ISLAMABAD: Pakistan’s trade deficit swelled to about $14 billion in the first nine months of the current fiscal year, which was $1.5 billion higher than the International Monetary Fund’s (IMF) projection and may largely neutralise the positive impact of $2 billion Eurobonds on foreign currency reserves.
Figures released by the Pakistan Bureau of Statistics (PBS) on Thursday showed that the trade deficit – difference between the value of exports and imports – touched $13.93 billion in July to March of fiscal year 2013-14.
However, it was $809 million or 5.5% less than the gap recorded in the corresponding period of previous fiscal year.
The amount required to finance the deficit could take a toll on the country’s foreign currency reserves as the IMF assessed this year’s financing requirement for Pakistan on the basis of a smaller deficit.
The lender estimated a trade deficit of $12.4 billion for the first nine months and for the full year it put the shortfall at $16.3 billion.
Setting this as a base, the IMF assessed that Pakistan would require $7.7 billion in external funds and the country also needed to raise foreign exchange reserves to $9.4 billion.
Pakistan’s imports during the nine-month period were nowhere near the IMF’s projection, though exports were close to the forecast.
In an effort to strengthen its foreign currency reserves, the government on Wednesday raised $2 billion from the international debt market at very high prices. The interest rates that it agreed to pay were 5.6% above the US treasury rates.
Analysts fear that the positive impact of $2 billion on the foreign currency reserves could be largely eroded because of higher than estimated trade deficit.
The widening trade gap would have a direct bearing on the current account deficit, which would be bridged with the help of foreign currency reserves held by the State Bank of Pakistan, they added.
For July-March 2013-14, import payments amounted to $33.1 billion, which were $282 million or 0.86% higher than the same period of previous year, according to the PBS. However, imports were $1.5 billion higher than the IMF’s estimate.
Exports in the nine-month period stood at $19.1 billion compared to $18.1 billion in the previous year, recording a growth of 6.1% or $1 billion.

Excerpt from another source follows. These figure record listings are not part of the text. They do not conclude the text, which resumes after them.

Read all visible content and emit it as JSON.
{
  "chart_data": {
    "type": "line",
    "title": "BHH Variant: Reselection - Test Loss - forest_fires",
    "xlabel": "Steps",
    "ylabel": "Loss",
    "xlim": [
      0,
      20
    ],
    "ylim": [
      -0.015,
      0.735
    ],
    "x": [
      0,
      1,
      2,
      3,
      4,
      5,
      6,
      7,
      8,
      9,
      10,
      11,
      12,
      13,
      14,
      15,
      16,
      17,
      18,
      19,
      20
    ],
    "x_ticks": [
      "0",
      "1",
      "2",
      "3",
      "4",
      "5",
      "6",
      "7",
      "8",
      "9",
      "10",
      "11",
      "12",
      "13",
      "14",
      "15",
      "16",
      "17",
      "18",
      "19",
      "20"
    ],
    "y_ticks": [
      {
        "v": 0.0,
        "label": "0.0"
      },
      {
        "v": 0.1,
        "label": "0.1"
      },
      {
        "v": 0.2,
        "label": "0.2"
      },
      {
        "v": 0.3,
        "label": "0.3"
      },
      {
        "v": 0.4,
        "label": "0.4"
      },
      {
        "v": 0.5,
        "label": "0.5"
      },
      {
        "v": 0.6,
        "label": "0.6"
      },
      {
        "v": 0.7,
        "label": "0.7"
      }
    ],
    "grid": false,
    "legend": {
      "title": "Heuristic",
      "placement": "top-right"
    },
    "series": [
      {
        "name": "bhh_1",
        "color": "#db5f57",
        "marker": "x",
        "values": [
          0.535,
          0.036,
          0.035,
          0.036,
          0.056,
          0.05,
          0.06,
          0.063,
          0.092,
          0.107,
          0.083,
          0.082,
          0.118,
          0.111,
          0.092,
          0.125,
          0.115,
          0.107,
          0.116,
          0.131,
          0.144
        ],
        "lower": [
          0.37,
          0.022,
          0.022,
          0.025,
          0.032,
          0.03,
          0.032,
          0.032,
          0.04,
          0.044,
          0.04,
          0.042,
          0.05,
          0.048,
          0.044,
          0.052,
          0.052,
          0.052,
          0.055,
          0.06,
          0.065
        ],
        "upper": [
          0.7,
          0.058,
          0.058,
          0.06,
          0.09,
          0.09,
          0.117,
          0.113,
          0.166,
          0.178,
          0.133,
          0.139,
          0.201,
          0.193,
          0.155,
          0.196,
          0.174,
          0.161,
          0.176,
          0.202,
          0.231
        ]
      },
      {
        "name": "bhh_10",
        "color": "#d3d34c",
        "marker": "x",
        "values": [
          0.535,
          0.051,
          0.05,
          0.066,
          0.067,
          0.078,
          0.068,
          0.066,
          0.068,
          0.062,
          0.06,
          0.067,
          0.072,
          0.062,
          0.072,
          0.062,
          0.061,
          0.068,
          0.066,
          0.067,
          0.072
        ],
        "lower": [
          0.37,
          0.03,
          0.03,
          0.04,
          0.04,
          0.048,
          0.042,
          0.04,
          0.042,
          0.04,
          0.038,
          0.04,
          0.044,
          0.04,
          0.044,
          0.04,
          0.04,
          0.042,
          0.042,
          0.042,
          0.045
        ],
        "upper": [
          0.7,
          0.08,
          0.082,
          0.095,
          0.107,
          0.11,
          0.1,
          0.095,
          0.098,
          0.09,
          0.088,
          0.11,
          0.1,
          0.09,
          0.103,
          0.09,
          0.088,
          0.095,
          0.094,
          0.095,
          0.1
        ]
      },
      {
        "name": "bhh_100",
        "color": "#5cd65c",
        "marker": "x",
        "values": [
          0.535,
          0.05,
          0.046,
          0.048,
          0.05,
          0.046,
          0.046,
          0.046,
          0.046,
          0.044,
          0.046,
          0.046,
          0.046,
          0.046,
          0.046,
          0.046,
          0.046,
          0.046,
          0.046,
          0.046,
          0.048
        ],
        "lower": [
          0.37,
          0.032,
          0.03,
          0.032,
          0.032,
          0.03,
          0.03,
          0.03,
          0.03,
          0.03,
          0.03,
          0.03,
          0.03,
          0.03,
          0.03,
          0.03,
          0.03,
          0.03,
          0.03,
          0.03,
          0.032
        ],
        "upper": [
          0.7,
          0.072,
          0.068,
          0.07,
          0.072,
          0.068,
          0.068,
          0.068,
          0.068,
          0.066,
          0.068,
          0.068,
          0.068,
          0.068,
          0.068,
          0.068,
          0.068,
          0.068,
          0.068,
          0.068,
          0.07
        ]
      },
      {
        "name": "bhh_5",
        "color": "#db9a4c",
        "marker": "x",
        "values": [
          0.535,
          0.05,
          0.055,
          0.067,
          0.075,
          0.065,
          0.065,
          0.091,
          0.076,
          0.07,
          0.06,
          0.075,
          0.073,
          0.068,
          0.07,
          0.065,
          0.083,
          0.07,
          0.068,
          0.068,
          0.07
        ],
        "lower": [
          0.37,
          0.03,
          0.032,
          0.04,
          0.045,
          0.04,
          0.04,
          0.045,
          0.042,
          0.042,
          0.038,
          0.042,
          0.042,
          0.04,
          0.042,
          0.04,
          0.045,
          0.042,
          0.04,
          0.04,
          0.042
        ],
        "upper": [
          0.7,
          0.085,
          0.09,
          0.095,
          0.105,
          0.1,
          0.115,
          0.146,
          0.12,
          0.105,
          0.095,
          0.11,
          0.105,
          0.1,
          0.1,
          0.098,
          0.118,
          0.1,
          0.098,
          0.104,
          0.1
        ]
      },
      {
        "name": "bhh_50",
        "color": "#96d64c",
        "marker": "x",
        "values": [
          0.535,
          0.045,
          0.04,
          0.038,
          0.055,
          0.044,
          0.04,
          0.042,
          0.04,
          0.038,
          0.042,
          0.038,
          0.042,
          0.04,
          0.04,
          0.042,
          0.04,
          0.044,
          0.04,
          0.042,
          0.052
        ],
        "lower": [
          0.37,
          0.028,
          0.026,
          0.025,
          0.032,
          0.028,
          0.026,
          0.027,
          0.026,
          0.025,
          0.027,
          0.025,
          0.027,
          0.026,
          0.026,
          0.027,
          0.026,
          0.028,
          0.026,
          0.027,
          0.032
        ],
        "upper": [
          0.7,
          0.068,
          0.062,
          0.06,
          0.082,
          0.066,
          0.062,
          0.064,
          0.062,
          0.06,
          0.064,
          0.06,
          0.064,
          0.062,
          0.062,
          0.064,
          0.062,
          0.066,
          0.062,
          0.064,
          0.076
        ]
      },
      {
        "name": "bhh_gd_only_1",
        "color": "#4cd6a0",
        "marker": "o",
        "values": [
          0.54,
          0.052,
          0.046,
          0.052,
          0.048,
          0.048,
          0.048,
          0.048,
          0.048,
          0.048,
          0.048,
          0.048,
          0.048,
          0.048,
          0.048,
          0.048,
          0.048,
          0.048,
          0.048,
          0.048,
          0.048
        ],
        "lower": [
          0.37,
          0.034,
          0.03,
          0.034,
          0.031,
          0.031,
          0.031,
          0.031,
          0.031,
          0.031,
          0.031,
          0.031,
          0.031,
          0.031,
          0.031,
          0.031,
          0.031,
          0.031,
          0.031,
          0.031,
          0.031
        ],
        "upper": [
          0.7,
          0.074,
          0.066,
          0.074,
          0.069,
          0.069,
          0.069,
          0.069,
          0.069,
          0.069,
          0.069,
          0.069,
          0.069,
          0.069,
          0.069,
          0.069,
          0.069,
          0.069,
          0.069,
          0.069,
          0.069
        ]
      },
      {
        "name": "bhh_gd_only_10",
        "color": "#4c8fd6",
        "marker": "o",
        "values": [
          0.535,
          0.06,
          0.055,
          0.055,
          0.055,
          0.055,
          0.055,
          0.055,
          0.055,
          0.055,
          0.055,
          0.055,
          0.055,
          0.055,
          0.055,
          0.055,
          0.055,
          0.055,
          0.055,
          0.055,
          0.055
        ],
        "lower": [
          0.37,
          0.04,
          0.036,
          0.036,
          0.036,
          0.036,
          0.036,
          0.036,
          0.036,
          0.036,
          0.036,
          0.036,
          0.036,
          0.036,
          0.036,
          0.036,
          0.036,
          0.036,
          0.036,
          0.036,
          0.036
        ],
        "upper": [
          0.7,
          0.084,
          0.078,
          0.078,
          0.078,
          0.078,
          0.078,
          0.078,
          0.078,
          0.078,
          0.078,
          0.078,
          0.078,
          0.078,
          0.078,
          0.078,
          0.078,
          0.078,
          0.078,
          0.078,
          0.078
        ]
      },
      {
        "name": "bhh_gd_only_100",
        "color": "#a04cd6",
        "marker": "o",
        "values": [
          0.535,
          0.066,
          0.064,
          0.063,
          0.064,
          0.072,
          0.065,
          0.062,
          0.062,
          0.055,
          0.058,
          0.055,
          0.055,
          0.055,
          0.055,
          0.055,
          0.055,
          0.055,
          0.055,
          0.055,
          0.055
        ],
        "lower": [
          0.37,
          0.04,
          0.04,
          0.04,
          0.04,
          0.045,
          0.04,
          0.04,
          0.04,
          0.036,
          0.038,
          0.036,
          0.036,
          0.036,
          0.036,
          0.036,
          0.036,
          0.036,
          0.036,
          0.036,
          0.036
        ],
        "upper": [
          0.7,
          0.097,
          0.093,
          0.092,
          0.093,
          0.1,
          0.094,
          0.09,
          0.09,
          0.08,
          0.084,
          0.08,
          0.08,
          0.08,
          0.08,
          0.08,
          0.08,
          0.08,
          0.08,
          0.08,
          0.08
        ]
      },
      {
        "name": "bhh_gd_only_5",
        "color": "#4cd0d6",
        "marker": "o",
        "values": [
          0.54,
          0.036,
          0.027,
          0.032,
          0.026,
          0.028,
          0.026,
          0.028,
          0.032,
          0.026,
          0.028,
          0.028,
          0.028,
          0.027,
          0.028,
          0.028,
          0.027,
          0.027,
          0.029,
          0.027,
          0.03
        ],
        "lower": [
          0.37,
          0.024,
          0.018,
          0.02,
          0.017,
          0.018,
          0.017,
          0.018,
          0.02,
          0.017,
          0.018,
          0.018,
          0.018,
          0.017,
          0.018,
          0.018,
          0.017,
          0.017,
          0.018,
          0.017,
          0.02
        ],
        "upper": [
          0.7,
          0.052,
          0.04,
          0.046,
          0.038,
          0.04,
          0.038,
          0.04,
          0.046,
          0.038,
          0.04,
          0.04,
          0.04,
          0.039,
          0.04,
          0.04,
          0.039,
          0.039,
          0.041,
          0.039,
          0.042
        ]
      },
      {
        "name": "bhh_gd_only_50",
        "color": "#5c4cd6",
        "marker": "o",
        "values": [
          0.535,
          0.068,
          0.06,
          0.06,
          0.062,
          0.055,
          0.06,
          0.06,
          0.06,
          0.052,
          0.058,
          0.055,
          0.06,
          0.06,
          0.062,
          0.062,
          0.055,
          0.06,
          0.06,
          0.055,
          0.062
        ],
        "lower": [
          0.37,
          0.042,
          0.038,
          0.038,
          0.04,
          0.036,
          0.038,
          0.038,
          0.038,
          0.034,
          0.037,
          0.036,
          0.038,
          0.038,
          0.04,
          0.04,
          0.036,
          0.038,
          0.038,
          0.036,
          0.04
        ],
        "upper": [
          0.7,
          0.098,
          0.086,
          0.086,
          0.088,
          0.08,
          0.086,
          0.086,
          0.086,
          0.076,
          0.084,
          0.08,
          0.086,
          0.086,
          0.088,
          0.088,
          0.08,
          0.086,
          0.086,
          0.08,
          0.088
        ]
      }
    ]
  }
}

The IMF too assessed exports at $19.12 billion.
This year, the government is striving to step up exports to $26.6 billion and keep imports at $43.3 billion, a gap of $16.7 billion.
On a month-on-month basis, exports grew to $2.26 billion in March, $96 million or 4.5% higher than February’s shipments.
Trade deficit in March over February contracted 4.6% to $1.36 billion due to almost negligible growth in imports that stood at $3.63 billion.
On a yearly basis, the trade gap was lower by 12% at $1.36 billion against March last year, said the PBS.
In March, imports stood at $3.6 billion, which were 1.6% or $57 million less than imports made in the corresponding month of previous year.
Published in The Express Tribune, April 11th, 2014.